The Old Man leaped into the cauldron and squatted down. He listened as Rakspu intoned the necessary incantations, phonetically spelled out since the devil didn’t speak ancient Sumerian. At the proper time, Biqast climbed up to the press where the first virgin, a girl, waited, fresh from Suburbia and made impassive just days ago with a quick, efficient lobotomy.
These virgins had been imported from Suburbia, as far from Hell on Earth as possible. Hell on Earth had virgins, of course. But there were virgins, and then there were virgins. True innocence was hard to find in Hell on Earth, even among the kids who hadn’t had sex yet.
The girl screamed as Biqast spun the wheel and the blades of the press bit into the girl and started the rain of her blood.
The scent, the hint, became a stench and the Old Man knew what Paul Campbell had done, and why he had tried to disappear
Power throbbed in the Old Man and time slowed down. The drops of red blood from the first virgin froze in mid-air less than a meter above his head, not stopped just paused, and he tried to think of a way to escape this betrayal.
His first impulse was to leap out of the cauldron. But he needed to save both his own … purity? He almost laughed at the thought. His own state of preparedness, and that of the cauldron as well. This girl’s blood, brought to bear with the ritual already started, would force him and pot both to start over–and maybe destroy them both. And he didn’t have time for either of those possibilities.
So he drew back, feeling the blood beginning to move again, and threw himself against the inside of the cauldron.
He underestimated his new strength. Again.
He dented the side of the cauldron where he hit it, and easily broke the braces supporting it. Old Man and cauldron rolled, ass over teakettle, over and over, until smashing into a wall of the warehouse with a clang that rang in his head.
When he could hear again, it was Biqast whimpering, asking how he was. Neither Biqast nor Rakspu, who was trying to crawl over with a broken leg, expected him to laugh as loud and long as he did.
So close. And it had almost worked. Oh, he could enjoy that. Even better than distressed relatives. An adversary that surprised him.

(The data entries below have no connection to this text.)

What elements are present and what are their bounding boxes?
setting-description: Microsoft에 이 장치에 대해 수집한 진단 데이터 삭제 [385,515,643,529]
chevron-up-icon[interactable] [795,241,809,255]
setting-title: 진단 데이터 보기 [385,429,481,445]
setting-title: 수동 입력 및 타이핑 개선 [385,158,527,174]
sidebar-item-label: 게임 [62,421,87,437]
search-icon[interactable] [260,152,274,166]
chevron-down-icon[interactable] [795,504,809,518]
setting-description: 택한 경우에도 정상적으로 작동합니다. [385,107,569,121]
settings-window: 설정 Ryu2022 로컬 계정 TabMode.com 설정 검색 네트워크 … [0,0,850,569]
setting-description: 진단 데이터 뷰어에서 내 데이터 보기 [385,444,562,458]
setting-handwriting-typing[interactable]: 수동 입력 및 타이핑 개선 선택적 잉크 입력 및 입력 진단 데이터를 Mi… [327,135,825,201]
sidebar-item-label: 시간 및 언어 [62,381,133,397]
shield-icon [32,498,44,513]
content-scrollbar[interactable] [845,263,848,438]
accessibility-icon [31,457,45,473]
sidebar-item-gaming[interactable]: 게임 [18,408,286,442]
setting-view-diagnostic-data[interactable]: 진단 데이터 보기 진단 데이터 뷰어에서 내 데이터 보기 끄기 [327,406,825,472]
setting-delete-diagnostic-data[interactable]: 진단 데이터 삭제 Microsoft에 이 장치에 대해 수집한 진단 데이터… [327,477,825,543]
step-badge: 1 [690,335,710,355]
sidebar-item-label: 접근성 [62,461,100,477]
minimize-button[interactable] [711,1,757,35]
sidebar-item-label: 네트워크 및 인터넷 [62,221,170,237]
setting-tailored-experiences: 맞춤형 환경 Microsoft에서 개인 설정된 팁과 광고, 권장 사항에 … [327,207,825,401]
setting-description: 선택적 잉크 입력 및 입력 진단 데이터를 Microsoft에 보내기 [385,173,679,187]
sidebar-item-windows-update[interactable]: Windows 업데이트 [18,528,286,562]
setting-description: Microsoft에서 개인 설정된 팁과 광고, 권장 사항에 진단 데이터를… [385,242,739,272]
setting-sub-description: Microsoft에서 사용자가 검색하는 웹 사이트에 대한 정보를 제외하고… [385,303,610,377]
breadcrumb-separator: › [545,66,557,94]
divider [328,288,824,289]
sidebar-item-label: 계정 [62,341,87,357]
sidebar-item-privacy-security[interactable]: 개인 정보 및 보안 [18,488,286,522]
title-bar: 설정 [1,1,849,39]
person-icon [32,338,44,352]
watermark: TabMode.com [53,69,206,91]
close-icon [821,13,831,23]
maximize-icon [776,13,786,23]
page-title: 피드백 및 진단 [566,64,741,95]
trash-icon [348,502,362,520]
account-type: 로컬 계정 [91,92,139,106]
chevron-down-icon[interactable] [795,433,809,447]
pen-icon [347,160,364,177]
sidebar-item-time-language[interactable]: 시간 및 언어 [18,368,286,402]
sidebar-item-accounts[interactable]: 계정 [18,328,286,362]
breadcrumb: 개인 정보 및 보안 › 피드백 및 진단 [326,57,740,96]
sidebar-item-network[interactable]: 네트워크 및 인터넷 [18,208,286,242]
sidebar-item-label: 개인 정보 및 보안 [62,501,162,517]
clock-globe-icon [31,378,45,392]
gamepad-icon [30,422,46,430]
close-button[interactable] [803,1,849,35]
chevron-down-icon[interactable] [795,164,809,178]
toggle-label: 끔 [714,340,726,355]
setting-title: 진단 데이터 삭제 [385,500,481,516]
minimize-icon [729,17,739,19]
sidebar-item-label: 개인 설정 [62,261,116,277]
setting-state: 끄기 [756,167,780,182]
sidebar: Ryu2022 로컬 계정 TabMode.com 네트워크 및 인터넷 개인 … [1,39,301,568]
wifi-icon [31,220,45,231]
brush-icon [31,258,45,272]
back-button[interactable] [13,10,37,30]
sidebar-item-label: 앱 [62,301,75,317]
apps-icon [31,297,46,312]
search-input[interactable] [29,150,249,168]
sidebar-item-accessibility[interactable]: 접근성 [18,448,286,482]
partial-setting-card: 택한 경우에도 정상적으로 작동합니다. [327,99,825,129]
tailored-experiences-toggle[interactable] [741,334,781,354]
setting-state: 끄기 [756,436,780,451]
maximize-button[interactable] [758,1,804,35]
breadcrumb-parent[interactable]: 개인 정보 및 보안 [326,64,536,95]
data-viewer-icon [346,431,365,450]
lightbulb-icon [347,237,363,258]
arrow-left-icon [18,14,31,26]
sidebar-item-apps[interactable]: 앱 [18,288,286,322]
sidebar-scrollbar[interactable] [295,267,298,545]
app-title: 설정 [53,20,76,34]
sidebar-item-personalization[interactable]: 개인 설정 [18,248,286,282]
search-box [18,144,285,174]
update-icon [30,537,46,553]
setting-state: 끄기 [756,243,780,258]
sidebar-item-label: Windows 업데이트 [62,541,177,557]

He was still chuckling when he sent Biqast to take Rakspu to get the broken leg set. Then he moved the cauldron back in place, propped it up again. He finished that before Biqast returned with a new helper. So he climbed up and pulled the dead non-virgin from the press to munch on while he waited. He wouldn’t eat all of her. Just enough to be a good snack. It would be a shame to waste a delicacy.
He was glad, again, that he had purchased extras from the meatseller. And that he had budgeted in a little extra time, as well.
Not that he had expected Paul Campbell to betray him like that. But that was the nature of betrayal. If you expected it, it wasn’t betrayal.
As he chewed he went over the plans for the next day again, how the Summoning would go, repeating the words in his head, and the all important True Name. And he thought about Reese again. She was the key to the Summoning. Sam had been the first part, but without Reese …
He pushed the thought aside. Reese would be there.
He shouldn’t have left her with those weapons, though. Those things hurt.